Thursday, April 3, 2014

Rear View Cameras

By 2018 all new cars must have rear view cameras, for safety.  Eric Peters notes this is due to cars being less safe, due to safety requirements.  Funny that.

But those putative reasons are sheer nonsense.  this is how it works:  a camera vendor kicks into a  campaign, and the regulators push through new requirements for the campaign contributors products.  Ka-ching.  When you have a system of State Owned Enterprises, as we do in USA, this is how things work.

Safety margins get spent.  ABS gave people a sense of security that offered them the opportunity to take more risks.  Result, zero safety improvement.

Should we just let people run over kids?  No, how about people learn how to drive?  You want to avoid running over kids?  Kids play in driveways.  A car parked nose in the garage goes unnoticed as it just sits there.  someone eventually gets in, backs up on unsuspecting Susie, and disaster.

When you show up arriving at the house, everyone sees something new on the scene, a car just showed up, even little Susie is cautious about this new element on the scene.  She runs to the sidewalk.

Now, if you know how to drive a car, you BACK into the garage, so it is facing out.  You back in when everyone is ever so alert.  And then too, the trunk loaded with groceries is facing the communicating door to the house.

Ands when you are leaving, you are facing out with a clear forward view.

We do not need another $500 safety margin that will get spent.  We simply need insurance companies stating what accidents they will cover, and will not, such as not cover drivers who are backing out of their driveway.

Problem solved.

We don't need regulators, we need free market insurance companies, something we lost about 60 years ago.

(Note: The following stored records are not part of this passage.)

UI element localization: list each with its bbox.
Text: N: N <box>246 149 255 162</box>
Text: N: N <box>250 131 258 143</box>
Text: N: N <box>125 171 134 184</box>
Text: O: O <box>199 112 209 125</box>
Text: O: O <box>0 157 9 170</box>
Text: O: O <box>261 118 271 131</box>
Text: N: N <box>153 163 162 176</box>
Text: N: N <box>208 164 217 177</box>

Feel free to forward this by email to three of your friends.


2 comments:

Anonymous said...

See:

http://rt.com/news/ebola-virus-outbreak-guinea-941/

Regarding gov. regulations, FDA, patents, big business, - all of this stuff run amok can lead to death. Here is an interesting comment on an article on the ebola outbreak in Africa (I don't know if it's true or not, though - So there is a cure for ebola?):

"Ebola is a viral hemorrhagic fever, scurvy is also a hemorrhagic fever characterised by low or non existent concentrations of vitamin C in the blood. Check Vitamin C concentration in blood , I bet it is almost 0, normal is 0.4 - 1.5 mg/dl. Cure: dose with sodium ascorbate by injection at a rate of 180 grams per 24 hours. Survival rate will be high. Woops, wait a minute Vitamin C is non-patentable , very low profits for the drug companies so we had better try something else. Strange how laymen know the cure but the doctors don't."

Anonymous said...

The last comment makes me wonder about all of the other medical therapies that actually work to cure diseases, but are kept hidden, intentionally or maybe not, just because some big drug company can't make money off of it. Very sad and disturbing.